When you fill out the FAFSA for the first time, you might encounter words you’ve never seen before. But we’re here to help! Here’s a quick run down of some of the most common terms, starting at the beginning:
FAFSA: Otherwise known as Free Application for Federal Student Aid. Filling out the FAFSA form is what qualifies you for federal student aid like grants, work-study, loans, and some scholarships.
FSA ID: Stands for Federal Student Aid ID. This is a username and password that you create and it allows you to electronically sign the FAFSA application before you hit submit.
SAR: Or, Student Aid Report. You’ll receive this after your FAFSA application is processed, and it’s essentially a summary of the information you entered along with some basic information about which types of aid you may qualify for.
EFC: Stands for Estimated Family Contribution. Based on the information you entered, you’re given a number that represents how much the government expects your family to be able to contribute to your education. Sometimes this number is 0, sometimes it’s in the thousands. It all depends on your family’s financial background. You can find your EFC on your confirmation page as soon as you hit submit.
Grant: Gift aid that’s given based on demonstrated need. This money doesn’t have to be paid back.
Federal Student Loan: Money that is borrowed from the government and will have to be paid back. You can also get loans from banks, colleges, foundations, or other sources.
Work-study: Students who qualify for work-study can take a part-time job on campus as part of their financial aid package. There is a large variety of job opportunities on college campuses. Here are just a few examples.

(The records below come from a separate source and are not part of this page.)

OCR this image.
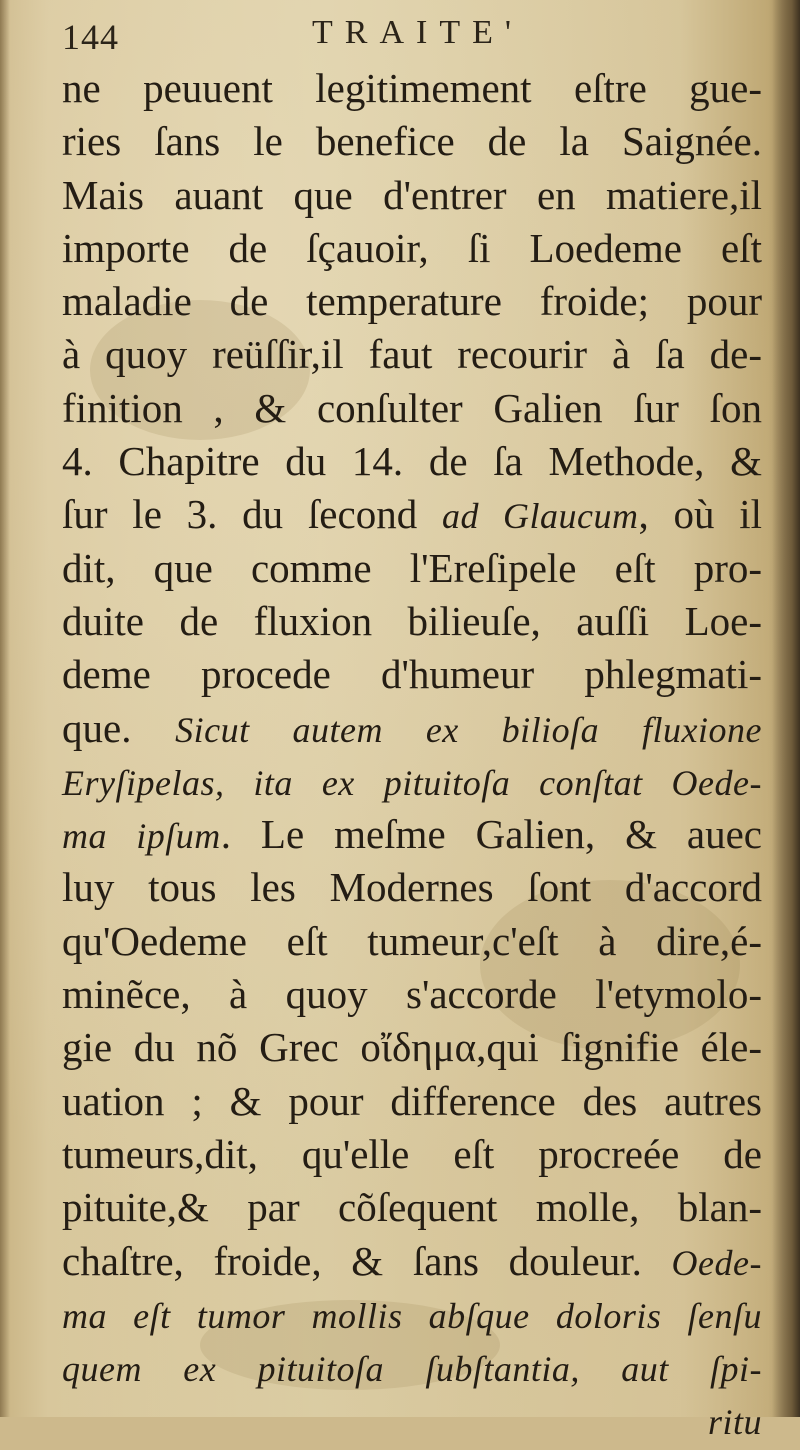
144	TRAITE'
ne peuuent legitimement eſtre gue-
ries ſans le benefice de la Saignée.
Mais auant que d'entrer en matiere,il
importe de ſçauoir, ſi Loedeme eſt
maladie de temperature froide; pour
à quoy reüſſir,il faut recourir à ſa de-
finition , & conſulter Galien ſur ſon
4. Chapitre du 14. de ſa Methode, &
ſur le 3. du ſecond ad Glaucum, où il
dit, que comme l'Ereſipele eſt pro-
duite de fluxion bilieuſe, auſſi Loe-
deme procede d'humeur phlegmati-
que. Sicut autem ex bilioſa fluxione
Eryſipelas, ita ex pituitoſa conſtat Oede-
ma ipſum. Le meſme Galien, & auec
luy tous les Modernes ſont d'accord
qu'Oedeme eſt tumeur,c'eſt à dire,é-
minẽce, à quoy s'accorde l'etymolo-
gie du nõ Grec οἴδημα,qui ſignifie éle-
uation ; & pour difference des autres
tumeurs,dit, qu'elle eſt procreée de
pituite,& par cõſequent molle, blan-
chaſtre, froide, & ſans douleur. Oede-
ma eſt tumor mollis abſque doloris ſenſu
quem ex pituitoſa ſubſtantia, aut ſpi-
ritu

FAFSA Verification: Sometimes, the people who review your FAFSA form will request additional information about you or your parents. Often it’s as simple as filling out another form. Typically this will come from the colleges you apply to, and if you get a letter from one college asking you to supply additional information, you’ll probably get it from the other colleges you applied to as well. If you have ANY questions about this process, contact the college’s financial aid office. They get phone calls and emails from students asking for help with this all the time.
Financial Aid Award Letter: This the letter you get from your prospective colleges (often in the late winter, early spring time) that outlines the cost of attending school there and how much financial aid you will qualify for based on your FAFSA. Using this letter, you can figure out how much a semester will likely cost you after all your scholarships, grants, and loans are applied.